Gazeta - Danielle Rubim
Apesar das críticas de juristas especializados em licitações e dos próprios franqueados sobre a iniciativa do presidente da Empresa de Correios e Telégrafos (ECT), David José de Matos, que enviou carta à Associação Brasileira de Franquias Postais (Abrapost), assumindo o compromisso de ampliar o portfólio de serviços das lojas terceirizadas, o ministro do Tribunal de Contas da União (TCU), Raimundo Carreiro, disse à Agência Estado que não vê irregularidades na proposta.

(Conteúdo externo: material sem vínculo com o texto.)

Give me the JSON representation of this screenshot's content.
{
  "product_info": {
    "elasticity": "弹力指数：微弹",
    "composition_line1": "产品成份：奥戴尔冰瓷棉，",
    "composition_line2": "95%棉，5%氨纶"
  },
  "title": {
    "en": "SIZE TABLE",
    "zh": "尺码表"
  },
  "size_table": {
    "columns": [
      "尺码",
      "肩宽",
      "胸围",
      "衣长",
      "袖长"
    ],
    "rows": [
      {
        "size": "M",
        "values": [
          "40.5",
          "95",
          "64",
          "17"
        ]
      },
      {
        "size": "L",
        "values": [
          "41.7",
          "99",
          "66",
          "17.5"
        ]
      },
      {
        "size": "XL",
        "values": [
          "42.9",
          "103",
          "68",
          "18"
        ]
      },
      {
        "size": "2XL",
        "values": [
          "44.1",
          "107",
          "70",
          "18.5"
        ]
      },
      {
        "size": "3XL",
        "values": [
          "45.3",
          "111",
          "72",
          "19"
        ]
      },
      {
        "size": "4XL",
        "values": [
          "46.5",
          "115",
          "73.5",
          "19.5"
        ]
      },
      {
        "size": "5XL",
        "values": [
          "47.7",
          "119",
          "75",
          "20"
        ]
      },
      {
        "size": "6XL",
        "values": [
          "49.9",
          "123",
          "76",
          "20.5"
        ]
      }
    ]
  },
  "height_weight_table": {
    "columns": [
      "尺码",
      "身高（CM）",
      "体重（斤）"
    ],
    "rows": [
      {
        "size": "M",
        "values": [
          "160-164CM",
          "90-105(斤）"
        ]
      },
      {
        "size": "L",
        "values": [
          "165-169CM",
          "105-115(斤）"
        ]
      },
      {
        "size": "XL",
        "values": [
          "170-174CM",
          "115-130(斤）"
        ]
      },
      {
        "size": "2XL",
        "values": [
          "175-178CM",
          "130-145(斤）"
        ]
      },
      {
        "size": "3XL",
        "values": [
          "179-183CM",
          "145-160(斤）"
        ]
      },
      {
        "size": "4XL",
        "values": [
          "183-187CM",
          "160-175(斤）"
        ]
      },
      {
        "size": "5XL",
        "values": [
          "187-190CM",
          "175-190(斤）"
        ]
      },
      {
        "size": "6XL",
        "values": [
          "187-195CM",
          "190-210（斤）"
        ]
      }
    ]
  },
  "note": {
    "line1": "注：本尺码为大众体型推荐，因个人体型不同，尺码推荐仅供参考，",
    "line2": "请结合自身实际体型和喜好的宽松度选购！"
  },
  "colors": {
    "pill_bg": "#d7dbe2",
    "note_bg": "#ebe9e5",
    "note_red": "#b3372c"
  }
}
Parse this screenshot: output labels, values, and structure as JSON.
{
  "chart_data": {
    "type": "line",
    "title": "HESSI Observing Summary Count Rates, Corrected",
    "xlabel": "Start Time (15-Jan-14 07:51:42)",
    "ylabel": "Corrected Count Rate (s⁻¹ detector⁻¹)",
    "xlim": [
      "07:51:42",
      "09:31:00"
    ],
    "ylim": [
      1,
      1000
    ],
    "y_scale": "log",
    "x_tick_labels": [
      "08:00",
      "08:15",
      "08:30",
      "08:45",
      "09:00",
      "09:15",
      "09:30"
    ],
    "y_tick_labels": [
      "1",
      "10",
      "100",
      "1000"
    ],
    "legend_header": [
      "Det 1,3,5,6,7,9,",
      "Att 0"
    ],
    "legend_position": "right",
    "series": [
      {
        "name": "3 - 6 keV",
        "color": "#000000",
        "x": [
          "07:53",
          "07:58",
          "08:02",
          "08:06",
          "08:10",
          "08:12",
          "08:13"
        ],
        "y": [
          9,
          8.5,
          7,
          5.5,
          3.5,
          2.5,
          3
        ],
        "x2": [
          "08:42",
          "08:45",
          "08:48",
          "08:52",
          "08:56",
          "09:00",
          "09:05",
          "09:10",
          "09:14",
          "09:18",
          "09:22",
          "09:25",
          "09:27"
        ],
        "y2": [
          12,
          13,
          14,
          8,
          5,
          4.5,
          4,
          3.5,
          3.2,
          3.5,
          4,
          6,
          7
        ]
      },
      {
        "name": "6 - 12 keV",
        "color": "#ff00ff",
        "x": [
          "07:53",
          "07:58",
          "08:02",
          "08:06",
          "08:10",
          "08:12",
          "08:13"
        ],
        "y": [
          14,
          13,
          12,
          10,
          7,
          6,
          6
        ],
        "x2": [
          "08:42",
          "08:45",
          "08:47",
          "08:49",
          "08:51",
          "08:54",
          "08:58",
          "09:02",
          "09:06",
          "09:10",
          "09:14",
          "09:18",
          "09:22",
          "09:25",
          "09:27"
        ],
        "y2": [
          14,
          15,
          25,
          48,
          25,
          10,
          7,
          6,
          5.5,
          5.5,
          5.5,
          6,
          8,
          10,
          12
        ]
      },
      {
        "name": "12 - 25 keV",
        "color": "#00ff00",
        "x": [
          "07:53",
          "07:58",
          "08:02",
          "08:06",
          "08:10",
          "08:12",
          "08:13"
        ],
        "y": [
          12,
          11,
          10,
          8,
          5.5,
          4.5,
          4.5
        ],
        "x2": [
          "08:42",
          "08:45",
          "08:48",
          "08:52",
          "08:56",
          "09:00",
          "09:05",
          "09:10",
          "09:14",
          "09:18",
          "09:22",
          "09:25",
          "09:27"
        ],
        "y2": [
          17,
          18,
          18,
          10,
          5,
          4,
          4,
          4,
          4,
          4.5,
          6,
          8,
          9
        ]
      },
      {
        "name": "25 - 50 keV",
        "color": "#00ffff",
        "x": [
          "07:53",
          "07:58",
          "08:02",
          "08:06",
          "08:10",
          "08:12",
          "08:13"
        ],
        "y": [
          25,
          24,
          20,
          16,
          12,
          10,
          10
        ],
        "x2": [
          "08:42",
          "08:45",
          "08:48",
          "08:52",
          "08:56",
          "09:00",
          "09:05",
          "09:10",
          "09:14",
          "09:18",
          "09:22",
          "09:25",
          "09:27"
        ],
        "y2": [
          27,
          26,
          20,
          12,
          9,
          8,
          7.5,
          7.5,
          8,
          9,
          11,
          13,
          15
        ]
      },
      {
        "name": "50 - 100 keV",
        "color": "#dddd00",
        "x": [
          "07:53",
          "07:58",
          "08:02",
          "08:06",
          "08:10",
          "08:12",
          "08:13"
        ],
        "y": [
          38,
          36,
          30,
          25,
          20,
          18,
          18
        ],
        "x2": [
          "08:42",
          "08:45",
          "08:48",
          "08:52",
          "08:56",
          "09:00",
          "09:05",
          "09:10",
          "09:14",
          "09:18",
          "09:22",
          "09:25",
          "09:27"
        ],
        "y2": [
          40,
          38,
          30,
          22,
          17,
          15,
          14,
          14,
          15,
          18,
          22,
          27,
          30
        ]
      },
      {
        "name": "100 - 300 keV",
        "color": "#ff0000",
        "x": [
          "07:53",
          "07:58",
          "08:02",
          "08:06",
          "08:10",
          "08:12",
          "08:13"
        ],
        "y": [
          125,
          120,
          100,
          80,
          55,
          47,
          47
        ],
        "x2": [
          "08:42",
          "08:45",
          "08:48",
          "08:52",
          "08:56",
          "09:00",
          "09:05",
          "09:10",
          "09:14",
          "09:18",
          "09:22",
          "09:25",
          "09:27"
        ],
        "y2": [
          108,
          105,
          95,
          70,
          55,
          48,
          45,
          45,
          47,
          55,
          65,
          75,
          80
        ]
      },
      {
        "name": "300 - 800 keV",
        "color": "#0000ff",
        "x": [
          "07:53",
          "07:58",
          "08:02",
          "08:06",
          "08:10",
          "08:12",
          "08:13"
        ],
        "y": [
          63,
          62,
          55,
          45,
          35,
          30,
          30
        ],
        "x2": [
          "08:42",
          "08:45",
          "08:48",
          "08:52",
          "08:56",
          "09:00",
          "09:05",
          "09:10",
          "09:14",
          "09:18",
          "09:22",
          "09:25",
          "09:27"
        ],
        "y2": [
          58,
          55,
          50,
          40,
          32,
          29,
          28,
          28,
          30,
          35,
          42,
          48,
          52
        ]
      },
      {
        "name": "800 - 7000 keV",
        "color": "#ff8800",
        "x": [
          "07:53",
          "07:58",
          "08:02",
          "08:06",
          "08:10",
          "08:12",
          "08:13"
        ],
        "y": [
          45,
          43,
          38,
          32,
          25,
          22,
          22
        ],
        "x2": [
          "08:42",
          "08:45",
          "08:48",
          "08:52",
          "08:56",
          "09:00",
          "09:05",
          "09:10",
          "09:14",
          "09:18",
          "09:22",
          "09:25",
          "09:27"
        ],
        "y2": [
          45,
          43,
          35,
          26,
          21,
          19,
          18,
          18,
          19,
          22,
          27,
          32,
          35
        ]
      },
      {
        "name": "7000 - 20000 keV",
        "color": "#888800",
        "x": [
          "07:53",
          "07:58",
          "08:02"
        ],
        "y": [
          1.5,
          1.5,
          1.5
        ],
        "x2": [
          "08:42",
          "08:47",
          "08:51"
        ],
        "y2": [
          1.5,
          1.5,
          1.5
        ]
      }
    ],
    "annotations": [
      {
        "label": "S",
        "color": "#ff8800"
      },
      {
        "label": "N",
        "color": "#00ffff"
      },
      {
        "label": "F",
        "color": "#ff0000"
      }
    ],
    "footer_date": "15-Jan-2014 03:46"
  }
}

"Eles (os franqueados) querem só criar confusão. Se eles tivessem lido o edital e a minuta do contrato, que preveem que a ECT pode alterar a lista de produtos e serviços, saberiam que isso é possível", afirmou Carreiro. "O que eu verifico é que (os franqueados) estão apostando em uma nova prorrogação (dos contratos) e acho que não vão conseguir isso", observou. O ministro lembrou que, caso os atuais contratos da rede franqueada não sejam extintos até 10 de novembro, a ECT estará sujeita à aplicação de multa pelo TCU.
Na interpretação do ministro, a lista de produtos e serviços que constam no anexo III do edital é apenas exemplificativo. "Não tem como listar tudo. É impossível. É apenas exemplificativo", disse. Essas alterações, inclusive, segundo Carreiro, foram validadas no voto do ministro, no acórdão do TCU que aprovou a tabela de remuneração para pagamento de comissão pela estatal aos franqueados. Alguns serviços, explicou Carreiro, devem ser precedidos de um estudo detalhado dos custos antes de sua inclusão nos contratos das franqueadas.
Ao defender em seu voto que as alterações contratuais devem obedecer ao equilíbrio econômico-financeiro dos contratos, Carreiro explicou que esse conceito está ancorado no seguinte tripé: não trazer prejuízo para a contratante (no caso, os Correios), nem para a contratada (a rede franqueada) e garantir a qualidade dos serviços prestados à população. "Quanto a lucrar mais, não tem problema. O que não pode é acrescentar produtos que podem dar prejuízo", observou. "Muitos franqueados não quiseram entrar (nas licitações), não quiseram correr o risco do negócio e agora estão reclamando", criticou.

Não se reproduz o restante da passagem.